Whereas SOX2-OCT4 bound enhancers associated with genes that have roles in pluripotency and lineage commitment, SOX2-BRN2 enhancers neighbored genes that function in NPC identity. Overall, SOX2 and BRN2 occupied 756 poised and 895 active enhancers in NPCs (Figure 3G). SOX2-BRN2 bound active enhancers correlated with genes that were expressed at higher levels than those associated with poised enhancers (Figure 3H). Further analysis revealed genes linked to active enhancers included transcription factors that play roles in neural development such as Notch1, Rfx4 and Sox2 itself (Figure 3I and Table S8). Interestingly, genes linked to the co-bound poised enhancers in NPCs included regulators of later stages of neuronal developmental such as the pro-neural transcription factor Atoh1 ,  and Dab1, a critical regulator of neuroblast migration  (Figure 3J and Table S8). Notably, ~24% of genes associated with SOX2-OCT4 poised enhancers in ESCs overlapped with genes associated with SOX2-BRN2 bound enhancers in NPCs that included known regulators of neural development such as Atoh1 and Ncam1, despite differences in the bound regions. Thus, SOX2-POU partnerships may control neural development by differentially targeting specific subsets of enhancers in pluripotent ESCs and multipotent NPCs, in order to establish the development potential of this tissue from very early stages of embryogenesis.

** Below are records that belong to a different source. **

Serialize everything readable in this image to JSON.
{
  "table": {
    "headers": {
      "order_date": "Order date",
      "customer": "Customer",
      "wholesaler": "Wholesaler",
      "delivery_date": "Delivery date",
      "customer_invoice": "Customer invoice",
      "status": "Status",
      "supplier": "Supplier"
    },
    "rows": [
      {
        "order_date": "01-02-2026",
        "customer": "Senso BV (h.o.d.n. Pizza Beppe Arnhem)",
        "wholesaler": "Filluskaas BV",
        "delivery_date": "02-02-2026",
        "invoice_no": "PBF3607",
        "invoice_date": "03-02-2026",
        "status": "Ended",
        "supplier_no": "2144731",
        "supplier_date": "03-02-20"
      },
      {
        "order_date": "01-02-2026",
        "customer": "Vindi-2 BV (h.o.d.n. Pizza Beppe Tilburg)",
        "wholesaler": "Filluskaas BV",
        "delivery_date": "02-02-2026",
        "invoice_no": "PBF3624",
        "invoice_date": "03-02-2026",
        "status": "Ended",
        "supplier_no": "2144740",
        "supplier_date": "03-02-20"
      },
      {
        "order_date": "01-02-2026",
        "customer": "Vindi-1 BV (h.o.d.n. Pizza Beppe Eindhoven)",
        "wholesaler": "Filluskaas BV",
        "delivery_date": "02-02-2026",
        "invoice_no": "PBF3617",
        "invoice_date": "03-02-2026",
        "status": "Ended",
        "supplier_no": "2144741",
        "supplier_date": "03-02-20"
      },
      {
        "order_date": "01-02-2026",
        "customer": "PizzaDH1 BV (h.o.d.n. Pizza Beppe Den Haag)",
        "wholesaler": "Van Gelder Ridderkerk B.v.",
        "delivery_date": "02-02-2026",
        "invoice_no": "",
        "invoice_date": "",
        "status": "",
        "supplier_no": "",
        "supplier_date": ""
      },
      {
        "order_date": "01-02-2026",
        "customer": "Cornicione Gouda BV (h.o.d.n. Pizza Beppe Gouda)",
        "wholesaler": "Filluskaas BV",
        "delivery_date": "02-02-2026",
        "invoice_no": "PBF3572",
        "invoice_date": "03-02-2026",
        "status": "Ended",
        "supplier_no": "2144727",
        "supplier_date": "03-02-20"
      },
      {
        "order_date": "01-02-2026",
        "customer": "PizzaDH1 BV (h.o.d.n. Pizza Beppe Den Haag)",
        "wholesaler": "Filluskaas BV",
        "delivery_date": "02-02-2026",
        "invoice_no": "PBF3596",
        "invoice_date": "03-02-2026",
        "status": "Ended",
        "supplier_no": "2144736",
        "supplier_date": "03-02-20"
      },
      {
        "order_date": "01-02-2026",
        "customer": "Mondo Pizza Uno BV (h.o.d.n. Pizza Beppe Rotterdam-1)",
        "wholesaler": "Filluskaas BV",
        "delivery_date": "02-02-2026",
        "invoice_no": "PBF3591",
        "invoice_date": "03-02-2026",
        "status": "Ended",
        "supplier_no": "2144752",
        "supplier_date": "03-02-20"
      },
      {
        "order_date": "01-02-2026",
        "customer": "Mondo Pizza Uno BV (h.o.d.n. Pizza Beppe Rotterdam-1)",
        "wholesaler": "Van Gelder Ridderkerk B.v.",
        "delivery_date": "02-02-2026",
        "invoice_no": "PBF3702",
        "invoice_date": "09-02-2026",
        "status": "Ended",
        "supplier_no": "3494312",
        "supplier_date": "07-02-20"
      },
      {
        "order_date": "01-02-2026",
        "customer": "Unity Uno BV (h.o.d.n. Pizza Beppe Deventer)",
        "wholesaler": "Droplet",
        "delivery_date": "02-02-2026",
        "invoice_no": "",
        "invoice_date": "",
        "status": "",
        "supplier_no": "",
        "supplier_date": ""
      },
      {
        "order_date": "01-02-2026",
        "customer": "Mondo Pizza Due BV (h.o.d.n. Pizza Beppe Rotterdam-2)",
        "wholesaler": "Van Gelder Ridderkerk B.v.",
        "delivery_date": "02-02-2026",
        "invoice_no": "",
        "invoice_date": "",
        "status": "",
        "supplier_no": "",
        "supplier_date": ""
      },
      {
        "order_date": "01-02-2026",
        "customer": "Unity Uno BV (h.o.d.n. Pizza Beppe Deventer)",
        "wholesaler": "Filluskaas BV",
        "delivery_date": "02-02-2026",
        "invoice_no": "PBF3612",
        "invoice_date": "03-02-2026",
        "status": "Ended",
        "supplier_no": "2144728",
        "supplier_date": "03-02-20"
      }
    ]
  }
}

The significant overlap between BRN2 and SOX2 in NPCs predicts that BRN2 is also an important driver of neural commitment. To test this idea, we generated ESC lines that harbored a drug-inducible Brn2 transgene (TetO-Brn2) and assayed the potential of these cells to differentiate toward the neural lineage (Figure S4A–S4C). Upon Brn2 induction, ESCs showed distinct morphological changes from round cells that grew in colonies to polarized, Nestin-positive cells at day 1 of differentiation compared to control cells (Figure 4A and Figure S4D). Consistent with these changes, neural lineage genes such as Nestin and Sox1 showed higher expression in ESCs upon Brn2 expression (Figure 4B). Notably, Brn2 induction led to changes in gene expression and cell fate in the absence of additional growth factors whereas control cells did not show significant differences under these conditions. Thus, forced expression of Brn2 can promote differentiation of ESCs toward a neural-like fate.
Our data suggested that POU factor expression may be a key determinant of cell-type-specific SOX2 target selection, so we hypothesized that ectopic BRN2 might be sufficient to recruit endogenous SOX2 to genomic regions de novo. To test this, we collected TetO-Brn2 cells two days after induction (Figure S4D) and performed ChIP-Seq. We identified 12,362 and 8,401 regions occupied by SOX2 and BRN2 in these cells, respectively (Table S1). Similar to SOX2 and BRN2 in NPCs, these factors occupied more distal sites than promoters (Figure S4E). Strikingly, ~18% (1,034 regions) occupied by BRN2 in the induced ESCs were also bound by BRN2 in NPCs, indicating that ectopic BRN2 retained some of its NPC target specificity. These regions were distal to loci encoding neurodevelopmental regulators such as Ephrin Receptors (Epha3, Epha4, Epha5, Epha7) and transcription factors such as Id2 and Id4 (Table S9).
Importantly, we defined 1,533 regions co-occupied by BRN2 and SOX2 in these cells. Comparison of these regions to SOX2 and OCT4 targets in ESCs and SOX2 in control cells at day 2 (Table S1) revealed 701 (46%) of these sites were bound uniquely by SOX2-BRN2 in the induced cells. These data suggested that BRN2 was necessary for SOX2 binding at these sites (Figure 4C and Figure S4F, S4G). Analysis of enriched GO categories showed that genes closest to these novel targets had roles in the development and function of the nervous system (Figure 4D and Table S9). Notably, 21% of these novel sites (144 regions) were also bound by SOX2 and/or BRN2 in NPCs, including enhancers linked to genes with demonstrated roles in neural development such as Lrrn1 and Abpa2 (X11l) – (Figure 4E). Expression analysis by qRT-PCR of a subset of these TetO-Brn2/NPC, SOX2-BRN2 genes, including Lrrn1, Abpa2, Kirrel3, Cops2, Id4, and Lemd1, revealed that some were significantly induced in TetO-Brn2 cells compared to controls (Figure 4F). Thus, ectopic BRN2 was sufficient to recruit SOX2 to NPC-specific sites and to induce the expression of nearby genes, indicating that POU-factor partners are sufficient to functionally recruit SOX2 to a subset of cell-type-specific target loci.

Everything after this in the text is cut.